Now, for testing purposes, let’s use the search terms “special book”, “category” and “romance”. When searching for “special book”, the endpoint returns 7 results among 20 millions records within 300 ms:

Searching for “category”, the endpoint returns 1 result within 800 ms:

Finally, when searching for “romance”, the endpoint returns around 1.2 million results within 3.5 seconds:

From the results, we can see that the search performance was good, despite the large amount of records in the database. This is because, instead of using built-in ORM methods and multi-table JOINs in the SELECT query, I used the following raw SELECT query to fetch data (as we have pagination, we need to do the same for the COUNT query):

`
   SELECT
     *,
     (
       SELECT jsonb_agg(jsonb_build_object('category', to_jsonb(c.*)))
       FROM book_categories bc
       JOIN category c ON c.id = bc.category_id
       WHERE bc.book_id = b.id
     ) AS "bookCategories"
   FROM (
     SELECT
       *
     FROM book b
     WHERE to_tsvector('english', coalesce(b.name, '') || ' ' || coalesce(b.author, '') || ' ' || coalesce(b.publisher, ''))
           @@ to_tsquery('english', $1)
     UNION
     SELECT
       *               
     FROM book b
     WHERE EXISTS (
       SELECT 1
       FROM book_categories bc
       JOIN category c ON c.id = bc.category_id
       WHERE bc.book_id = b.id
         AND to_tsvector('english', c.name) @@ to_tsquery('english', $1)
     )
   ) b
   ORDER BY b.${sortField} ${sortOrder}
   LIMIT $2 OFFSET $3;
 `

This is the key to achieving such high performance, although results may vary depending on your machine hardware and how many fields in the database need to be scanned with the inputted search term.

Key takeaways:

In my example, I used the jsonb_agg aggregate function to fetch the category data in a JSON format: We use the aggregate function to group related data into one field, reducing the number of JOINs and simplifying how nested data is returned to the application.
The SELECT query also uses to_tsvector to convert text data into a searchable format using GIN indexes. This speeds up full-text searches by allowing the database to quickly filter out non-matching rows instead of scanning each row with pattern matching.
The UNION operator combines two search conditions: one that directly searches the book’s own text fields and another that searches within its related categories. UNION inherently removes duplicates, so this optimizes each subquery to ensure that you only retrieve relevant book data.

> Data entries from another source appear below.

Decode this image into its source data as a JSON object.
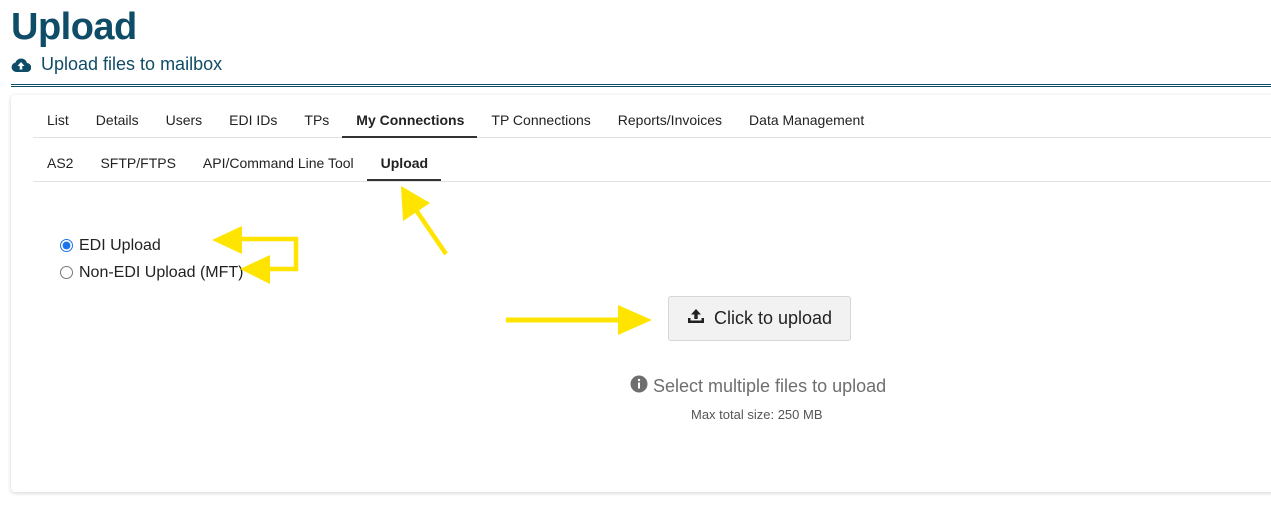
{
  "header": {
    "title": "Upload",
    "subtitle": "Upload files to mailbox",
    "subtitle_icon": "cloud-upload-icon"
  },
  "tabs_primary": [
    {
      "label": "List",
      "active": false
    },
    {
      "label": "Details",
      "active": false
    },
    {
      "label": "Users",
      "active": false
    },
    {
      "label": "EDI IDs",
      "active": false
    },
    {
      "label": "TPs",
      "active": false
    },
    {
      "label": "My Connections",
      "active": true
    },
    {
      "label": "TP Connections",
      "active": false
    },
    {
      "label": "Reports/Invoices",
      "active": false
    },
    {
      "label": "Data Management",
      "active": false
    }
  ],
  "tabs_secondary": [
    {
      "label": "AS2",
      "active": false
    },
    {
      "label": "SFTP/FTPS",
      "active": false
    },
    {
      "label": "API/Command Line Tool",
      "active": false
    },
    {
      "label": "Upload",
      "active": true
    }
  ],
  "upload_type": {
    "options": [
      {
        "label": "EDI Upload",
        "checked": true
      },
      {
        "label": "Non-EDI Upload (MFT)",
        "checked": false
      }
    ]
  },
  "upload": {
    "button_label": "Click to upload",
    "button_icon": "upload-icon",
    "hint": "Select multiple files to upload",
    "hint_icon": "info-icon",
    "max_size": "Max total size: 250 MB"
  },
  "colors": {
    "brand": "#0f4c67",
    "annotation": "#ffe400"
  }
}
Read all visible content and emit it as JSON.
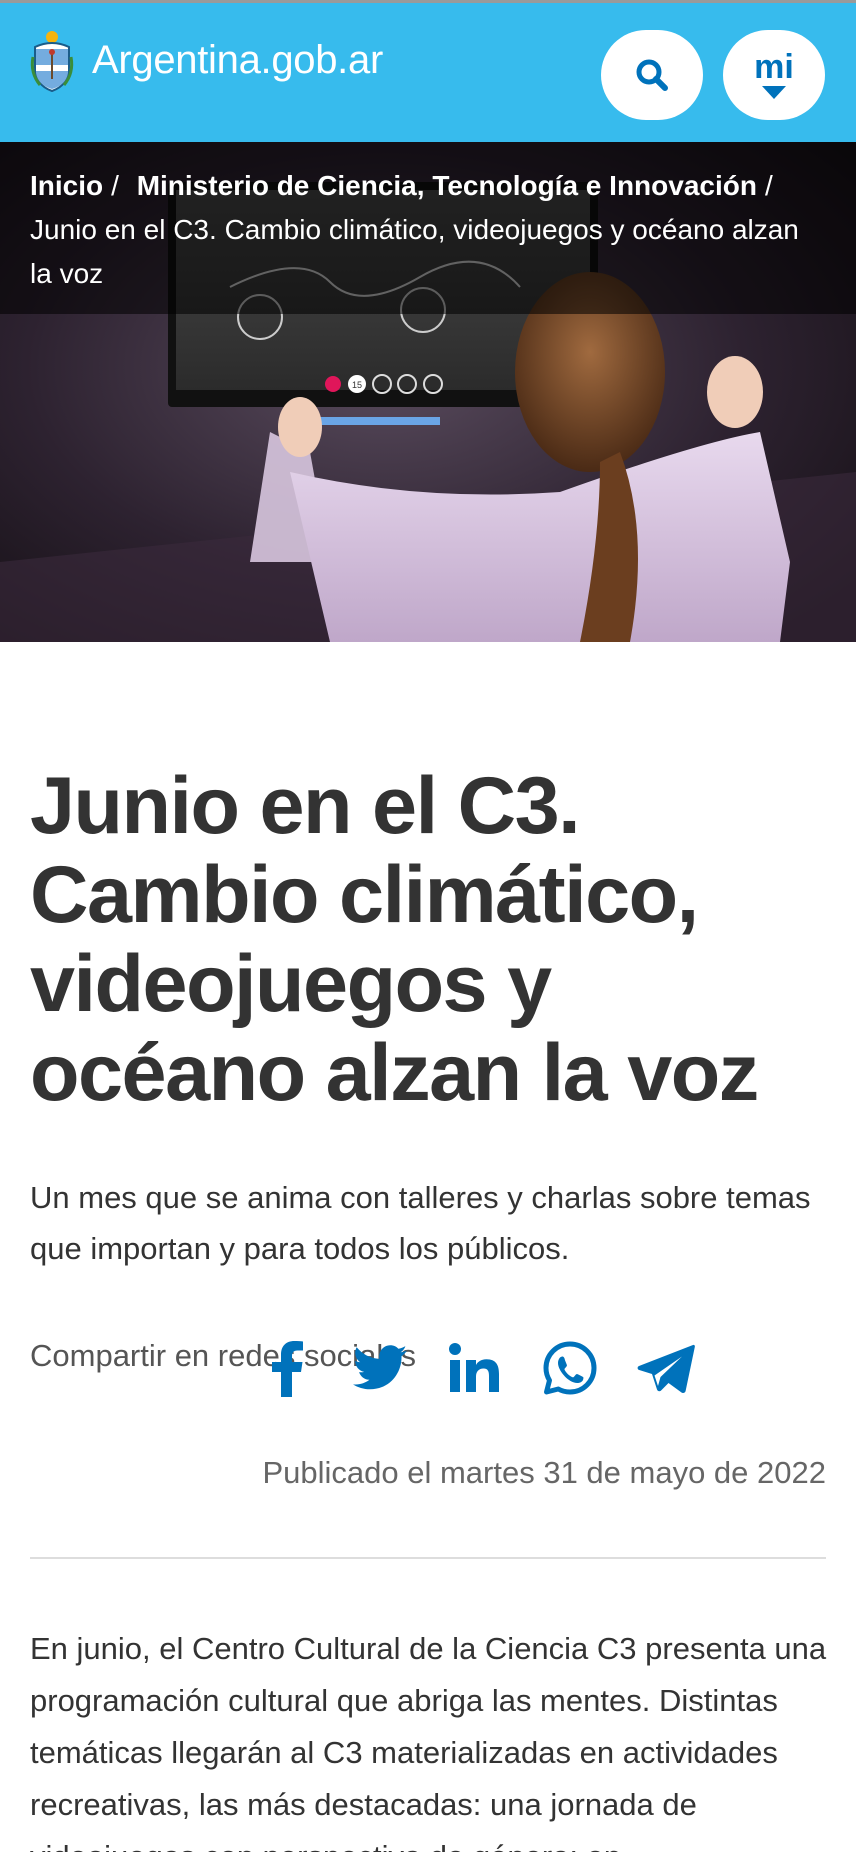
{
  "header": {
    "site_name": "Argentina.gob.ar",
    "search_icon": "search-icon",
    "mi_label": "mi",
    "brand_color": "#37BBED",
    "accent_color": "#0072BB"
  },
  "breadcrumb": {
    "items": [
      {
        "label": "Inicio"
      },
      {
        "label": "Ministerio de Ciencia, Tecnología e Innovación"
      }
    ],
    "separator": "/",
    "current": "Junio en el C3. Cambio climático, videojuegos y océano alzan la voz"
  },
  "hero": {
    "screen_counter": "15"
  },
  "article": {
    "title": "Junio en el C3. Cambio climático, videojuegos y océano alzan la voz",
    "lead": "Un mes que se anima con talleres y charlas sobre temas que importan y para todos los públicos.",
    "share_label": "Compartir en redes sociales",
    "share_networks": [
      {
        "name": "Facebook",
        "icon": "facebook-icon"
      },
      {
        "name": "Twitter",
        "icon": "twitter-icon"
      },
      {
        "name": "LinkedIn",
        "icon": "linkedin-icon"
      },
      {
        "name": "WhatsApp",
        "icon": "whatsapp-icon"
      },
      {
        "name": "Telegram",
        "icon": "telegram-icon"
      }
    ],
    "published": "Publicado el martes 31 de mayo de 2022",
    "body": "En junio, el Centro Cultural de la Ciencia C3 presenta una programación cultural que abriga las mentes. Distintas temáticas llegarán al C3 materializadas en actividades recreativas, las más destacadas: una jornada de videojuegos con perspectiva de género; en"
  }
}
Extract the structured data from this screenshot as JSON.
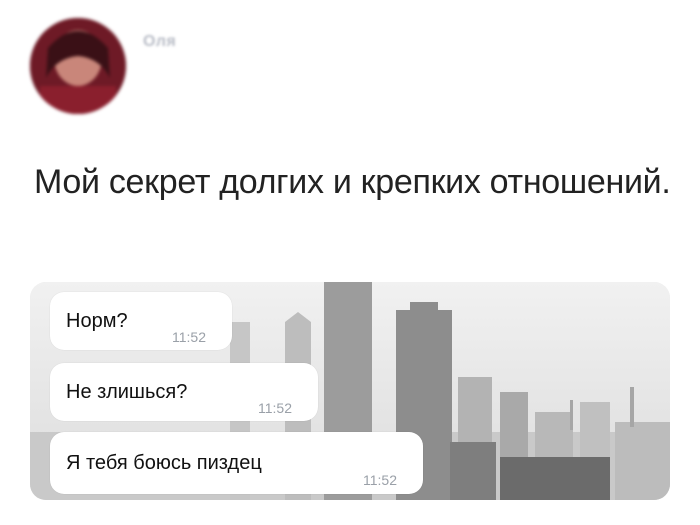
{
  "post": {
    "author_name": "Оля",
    "caption": "Мой секрет долгих и крепких отношений."
  },
  "chat": {
    "messages": [
      {
        "text": "Норм?",
        "time": "11:52"
      },
      {
        "text": "Не злишься?",
        "time": "11:52"
      },
      {
        "text": "Я тебя боюсь пиздец",
        "time": "11:52"
      }
    ]
  },
  "colors": {
    "bubble": "#ffffff",
    "time": "#9aa0a8",
    "caption": "#222222",
    "avatar": "#7a1c2a"
  }
}
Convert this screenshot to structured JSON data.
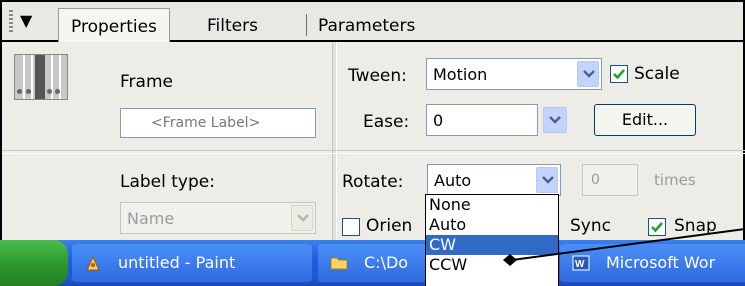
{
  "tabs": {
    "active": "Properties",
    "filters": "Filters",
    "parameters": "Parameters"
  },
  "frame": {
    "title": "Frame",
    "label_placeholder": "<Frame Label>"
  },
  "label_type": {
    "label": "Label type:",
    "value": "Name"
  },
  "tween": {
    "label": "Tween:",
    "value": "Motion",
    "scale_label": "Scale",
    "scale_checked": true
  },
  "ease": {
    "label": "Ease:",
    "value": "0",
    "edit_button": "Edit..."
  },
  "rotate": {
    "label": "Rotate:",
    "value": "Auto",
    "times_value": "0",
    "times_label": "times",
    "options": [
      "None",
      "Auto",
      "CW",
      "CCW"
    ],
    "selected_option": "CW"
  },
  "checkboxes": {
    "orient_label": "Orien",
    "sync_label": "Sync",
    "snap_label": "Snap",
    "snap_checked": true
  },
  "taskbar": {
    "paint": "untitled - Paint",
    "folder": "C:\\Do",
    "word": "Microsoft Wor"
  },
  "colors": {
    "selection": "#316ac5",
    "taskbar": "#245edb",
    "start": "#2e9a2e"
  }
}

Given these points, we can see that this is an efficient query because the database handles complex data transformations—for example, using the jsonb_agg aggregate function—, which leverages full-text search optimizations and combines results efficiently using the UNION operator. (If you were to use regular JOINs and indexes without the listed key points, SELECT and COUNT queries would take more than 15 seconds to fetch records.) Moreover, this approach can be used for other use cases as well, such as to search for customer information and their software licenses, specific items in a store, stock names in a user’s trading history, etc.—just customize the query above according to your needs. That said, in order to avoid SQL injection, remember to always use query parameters and sanitize user input values.

I encourage you to test this repository on your own. You can clone the repository, set up an .env file and execute the command docker compose up --build -d (refer to the Readme file for more details if necessary). The first initialization may take a few minutes due to the procedure that inserts the 20 million records into the book_categories table. This is what your Docker logs should look like when all the procedures have been executed:

On a related note, have you ever needed to implement pagination, sort and filter functionalities using a large database set? If yes, was your implementation efficient?